Symphony Silicon Valley Opens the Season Right in Stride

JoAnn Falletta
San Francisco Classical Voice

Symphony Silicon Valley sometimes needs the first program of the season to warm up and freshen its music-making after the summer break. That wasn’t the case at Saturday’s opening concert at San José’s California Theatre. This program of Barber, Prokofiev, and Sibelius was a splendid show from the beginning.

That could well be due to the immensely experienced and talented guest conductor, JoAnn Falletta. Not previously seen on a concert podium in San José since the days of the old San José Symphony last century, Falletta is best known locally for her decade at the helm of the Women’s Philharmonic in San Francisco, although that credit did not make it into her lengthy program book bio.

Nor did Falletta get to conduct any works by women composers on Saturday. At least she had some of the best from early 20th-century male composers to display.

An estimable performance of the Symphony No. 5 by Sibelius was particularly welcome, as its only previous performance by SSV laid an egg back in the orchestra’s early days. It shows how much difference a change in baton can make.
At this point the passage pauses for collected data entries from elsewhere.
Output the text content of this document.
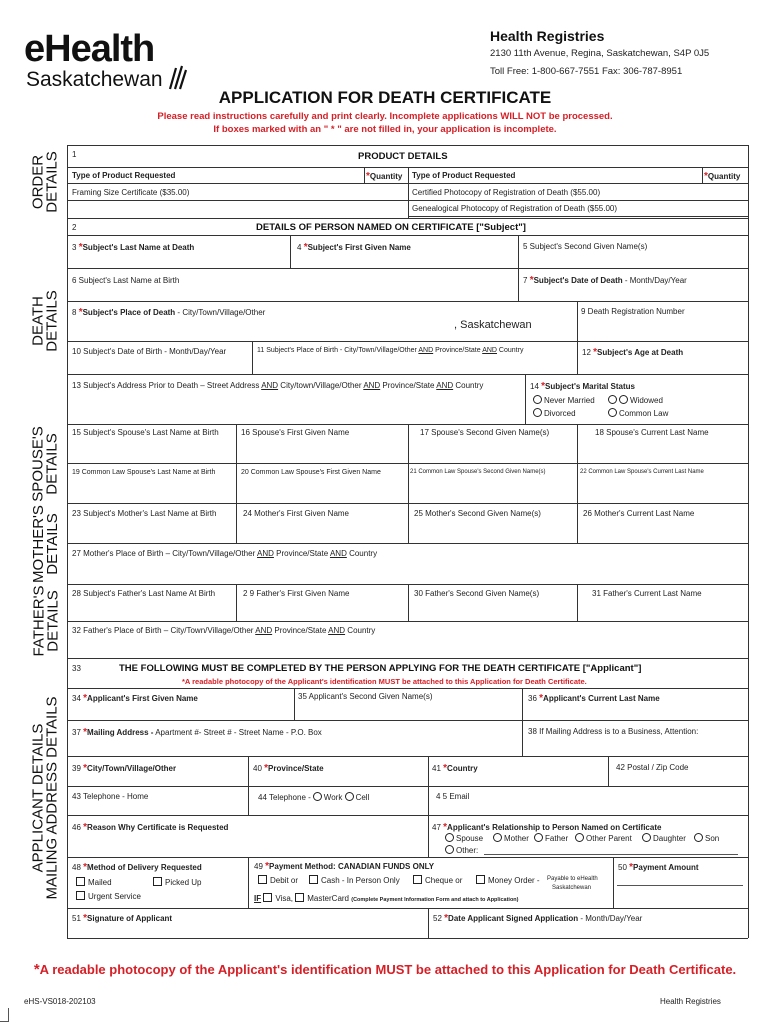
eHealth
Saskatchewan
Health Registries
2130 11th Avenue, Regina, Saskatchewan, S4P 0J5
Toll Free: 1-800-667-7551 Fax: 306-787-8951
APPLICATION FOR DEATH CERTIFICATE
Please read instructions carefully and print clearly. Incomplete applications WILL NOT be processed.
If boxes marked with an " * " are not filled in, your application is incomplete.
ORDER
DETAILS
DEATH
DETAILS
SPOUSE'S
DETAILS
MOTHER'S
DETAILS
FATHER'S
DETAILS
APPLICANT DETAILS
MAILING ADDRESS DETAILS
1	PRODUCT DETAILS
Type of Product Requested	*Quantity Type of Product Requested	*Quantity
Framing Size Certificate ($35.00)	Certified Photocopy of Registration of Death ($55.00)
Genealogical Photocopy of Registration of Death ($55.00)
2	DETAILS OF PERSON NAMED ON CERTIFICATE ["Subject"]
3 *Subject's Last Name at Death	4 *Subject's First Given Name	5 Subject's Second Given Name(s)
6 Subject's Last Name at Birth	7 *Subject's Date of Death - Month/Day/Year
8 *Subject's Place of Death - City/Town/Village/Other
, Saskatchewan
9 Death Registration Number
10 Subject's Date of Birth - Month/Day/Year	11 Subject's Place of Birth - City/Town/Village/Other AND Province/State AND Country	12 *Subject's Age at Death
13 Subject's Address Prior to Death – Street Address AND City/town/Village/Other AND Province/State AND Country	14 *Subject's Marital Status
Never Married	Widowed
Divorced	Common Law
15 Subject's Spouse's Last Name at Birth	16 Spouse's First Given Name	17 Spouse's Second Given Name(s)	18 Spouse's Current Last Name
19 Common Law Spouse's Last Name at Birth	20 Common Law Spouse's First Given Name	21 Common Law Spouse's Second Given Name(s)	22 Common Law Spouse's Current Last Name
23 Subject's Mother's Last Name at Birth	24 Mother's First Given Name	25 Mother's Second Given Name(s)	26 Mother's Current Last Name
27 Mother's Place of Birth – City/Town/Village/Other AND Province/State AND Country
28 Subject's Father's Last Name At Birth	2 9 Father's First Given Name	30 Father's Second Given Name(s)	31 Father's Current Last Name
32 Father's Place of Birth – City/Town/Village/Other AND Province/State AND Country
33	THE FOLLOWING MUST BE COMPLETED BY THE PERSON APPLYING FOR THE DEATH CERTIFICATE ["Applicant"]
*A readable photocopy of the Applicant's identification MUST be attached to this Application for Death Certificate.
34 *Applicant's First Given Name	35 Applicant's Second Given Name(s)	36 *Applicant's Current Last Name
37 *Mailing Address - Apartment #- Street # - Street Name - P.O. Box	38 If Mailing Address is to a Business, Attention:
39 *City/Town/Village/Other	40 *Province/State	41 *Country	42 Postal / Zip Code
43 Telephone - Home	44 Telephone - Work Cell	4 5 Email
46 *Reason Why Certificate is Requested	47 *Applicant's Relationship to Person Named on Certificate
Spouse	Mother	Father	Other Parent	Daughter	Son
Other:
48 *Method of Delivery Requested
Mailed	Picked Up
Urgent Service
49 *Payment Method: CANADIAN FUNDS ONLY
Debit or	Cash - In Person Only	Cheque or	Money Order - Payable to eHealth
Saskatchewan
IF Visa, MasterCard (Complete Payment Information Form and attach to Application)
50 *Payment Amount
51 *Signature of Applicant	52 *Date Applicant Signed Application - Month/Day/Year
*A readable photocopy of the Applicant's identification MUST be attached to this Application for Death Certificate.
eHS-VS018-202103	Health Registries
Under Falletta’s direction, the orchestra husbanded and expended energy dynamically, holding back occasionally before major climaxes but without much other tempo fluctuation. The wind choir had a tangy flavor, and the string passagework was crisp, especially in the violas. The string sections were layered finely, and the first violin section, 14 members strong, was particularly prominent, always coming through when it carried the melodic line.

The first appearance of the finale’s famous Swan Theme in the horns was smooth rather than commanding. Falletta kept the music flowing as it built up in power, in particular giving coherent phrasing to the sequence of separated dominant chords at the end of the symphony.